The magazine’s annual report card, “From Cradle to Career,” examines states’ efforts to connect education and training from birth to adulthood and provides a perspective on the importance of education throughout a person’s lifetime. The Elementary and Secondary Index is based equally on current performance and improvement, or changes over time, and uses 15 individual indicators relating to reading and math performance, graduation rates and the results of advanced placement exams.

In addition to being ranked 10th, Pennsylvania was consistently above the national average for 4th and 8th grade math and reading achievement levels and high school graduation rates.

“Governor Rendell’s historic investments in public education are starting to pay off,” Secretary of Education Gerald L. Zahorchak said. “We can, and must, do better, but the 2007 Quality Counts report reinforces what we know to be true: smart investment combined with strong educational systems is the key to success.”
Since taking office, Governor Rendell has invested $1.8 billion in new money into Pennsylvania’s public education system. As a result, over 62,500 elementary students have benefited from smaller classes and 167,900 struggling students have had access to tutoring since 2004.

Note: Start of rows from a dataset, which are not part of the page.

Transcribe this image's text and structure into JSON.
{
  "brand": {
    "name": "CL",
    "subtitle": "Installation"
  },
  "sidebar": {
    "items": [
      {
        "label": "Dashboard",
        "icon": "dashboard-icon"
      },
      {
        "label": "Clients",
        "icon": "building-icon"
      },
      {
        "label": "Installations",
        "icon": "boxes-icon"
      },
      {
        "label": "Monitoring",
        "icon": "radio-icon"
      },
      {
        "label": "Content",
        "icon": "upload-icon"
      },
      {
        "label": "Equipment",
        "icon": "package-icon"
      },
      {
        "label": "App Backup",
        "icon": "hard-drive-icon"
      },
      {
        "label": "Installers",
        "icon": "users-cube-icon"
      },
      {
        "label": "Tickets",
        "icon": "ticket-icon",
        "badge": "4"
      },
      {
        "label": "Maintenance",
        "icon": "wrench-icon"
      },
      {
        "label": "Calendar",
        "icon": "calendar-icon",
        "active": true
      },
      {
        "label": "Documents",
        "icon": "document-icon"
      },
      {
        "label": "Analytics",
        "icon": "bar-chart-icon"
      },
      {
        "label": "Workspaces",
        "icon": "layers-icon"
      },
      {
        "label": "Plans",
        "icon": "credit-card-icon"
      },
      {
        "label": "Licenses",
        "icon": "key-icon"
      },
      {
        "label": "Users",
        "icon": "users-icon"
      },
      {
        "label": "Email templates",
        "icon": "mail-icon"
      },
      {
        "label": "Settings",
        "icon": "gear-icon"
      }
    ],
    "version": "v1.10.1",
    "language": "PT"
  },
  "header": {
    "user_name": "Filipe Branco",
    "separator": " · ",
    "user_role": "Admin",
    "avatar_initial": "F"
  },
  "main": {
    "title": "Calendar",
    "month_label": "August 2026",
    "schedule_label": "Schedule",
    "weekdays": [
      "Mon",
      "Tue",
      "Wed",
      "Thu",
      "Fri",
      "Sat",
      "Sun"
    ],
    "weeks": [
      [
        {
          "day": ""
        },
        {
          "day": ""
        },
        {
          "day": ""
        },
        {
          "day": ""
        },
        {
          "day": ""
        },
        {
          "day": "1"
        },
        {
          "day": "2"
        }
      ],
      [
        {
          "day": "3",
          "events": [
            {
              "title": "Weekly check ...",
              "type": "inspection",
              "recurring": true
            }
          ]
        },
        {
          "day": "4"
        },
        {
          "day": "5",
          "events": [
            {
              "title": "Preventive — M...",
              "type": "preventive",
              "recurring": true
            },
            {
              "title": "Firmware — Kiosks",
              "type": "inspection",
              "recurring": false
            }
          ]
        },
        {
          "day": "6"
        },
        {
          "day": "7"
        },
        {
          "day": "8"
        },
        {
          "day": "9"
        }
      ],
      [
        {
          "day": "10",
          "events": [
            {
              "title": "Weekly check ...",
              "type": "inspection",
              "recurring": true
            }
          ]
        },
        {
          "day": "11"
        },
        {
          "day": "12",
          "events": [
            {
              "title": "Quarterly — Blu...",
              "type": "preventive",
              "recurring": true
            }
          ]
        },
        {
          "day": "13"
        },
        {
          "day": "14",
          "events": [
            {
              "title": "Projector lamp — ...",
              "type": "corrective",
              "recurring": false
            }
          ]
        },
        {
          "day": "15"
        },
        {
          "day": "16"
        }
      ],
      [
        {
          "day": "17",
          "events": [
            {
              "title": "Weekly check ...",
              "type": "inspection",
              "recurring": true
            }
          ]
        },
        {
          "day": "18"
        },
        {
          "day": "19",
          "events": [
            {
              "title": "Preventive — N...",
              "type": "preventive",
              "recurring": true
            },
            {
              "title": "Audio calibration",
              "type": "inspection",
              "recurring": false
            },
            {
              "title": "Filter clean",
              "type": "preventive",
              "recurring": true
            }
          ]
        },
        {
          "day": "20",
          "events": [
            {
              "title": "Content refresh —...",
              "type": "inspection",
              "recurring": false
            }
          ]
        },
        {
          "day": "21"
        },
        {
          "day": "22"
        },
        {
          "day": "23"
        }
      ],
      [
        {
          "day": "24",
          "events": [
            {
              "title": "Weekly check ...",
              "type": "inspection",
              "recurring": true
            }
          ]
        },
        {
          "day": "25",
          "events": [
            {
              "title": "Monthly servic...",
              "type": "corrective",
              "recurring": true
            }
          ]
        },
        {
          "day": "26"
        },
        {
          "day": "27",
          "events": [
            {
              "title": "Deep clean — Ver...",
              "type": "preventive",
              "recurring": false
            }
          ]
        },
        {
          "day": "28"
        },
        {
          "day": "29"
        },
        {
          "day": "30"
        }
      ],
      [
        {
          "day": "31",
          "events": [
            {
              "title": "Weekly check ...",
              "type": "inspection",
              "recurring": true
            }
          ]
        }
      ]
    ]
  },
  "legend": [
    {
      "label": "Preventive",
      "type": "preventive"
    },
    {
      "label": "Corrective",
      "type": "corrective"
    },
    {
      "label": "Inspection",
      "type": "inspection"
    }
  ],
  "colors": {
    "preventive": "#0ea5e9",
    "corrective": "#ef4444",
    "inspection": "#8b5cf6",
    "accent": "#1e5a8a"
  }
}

Another highlight of the 2007 edition of Quality Counts is that Pennsylvania’s children have a greater chance of success compared to other states, according to the “Chance-for-Success” index, which is based on 13 indicators that highlight whether young children get a good start, succeed in elementary and secondary school, and hit key educational and income benchmarks as adults.

Nationally, Pennsylvania ranked 15th in the “Chance-for-Success” index.

The Quality Counts 2007 report also identifies the challenges faced by Pennsylvania as it seeks to prepare all students for post education success. Governor Rendell is confronting these challenges head on and remains committed to all students having access to early childhood opportunities, continual support throughout K-12 and the tools necessary to succeed in college or the workforce.

“Pennsylvania is making major strides in every area that the 2007 Quality Counts report studied and I am proud of the progress our students are making,” Zahorchak said. “I am confident Pennsylvania will look even better next year as our initiatives we’ve launched to benefit students, teachers and the commonwealth have more time to mature.”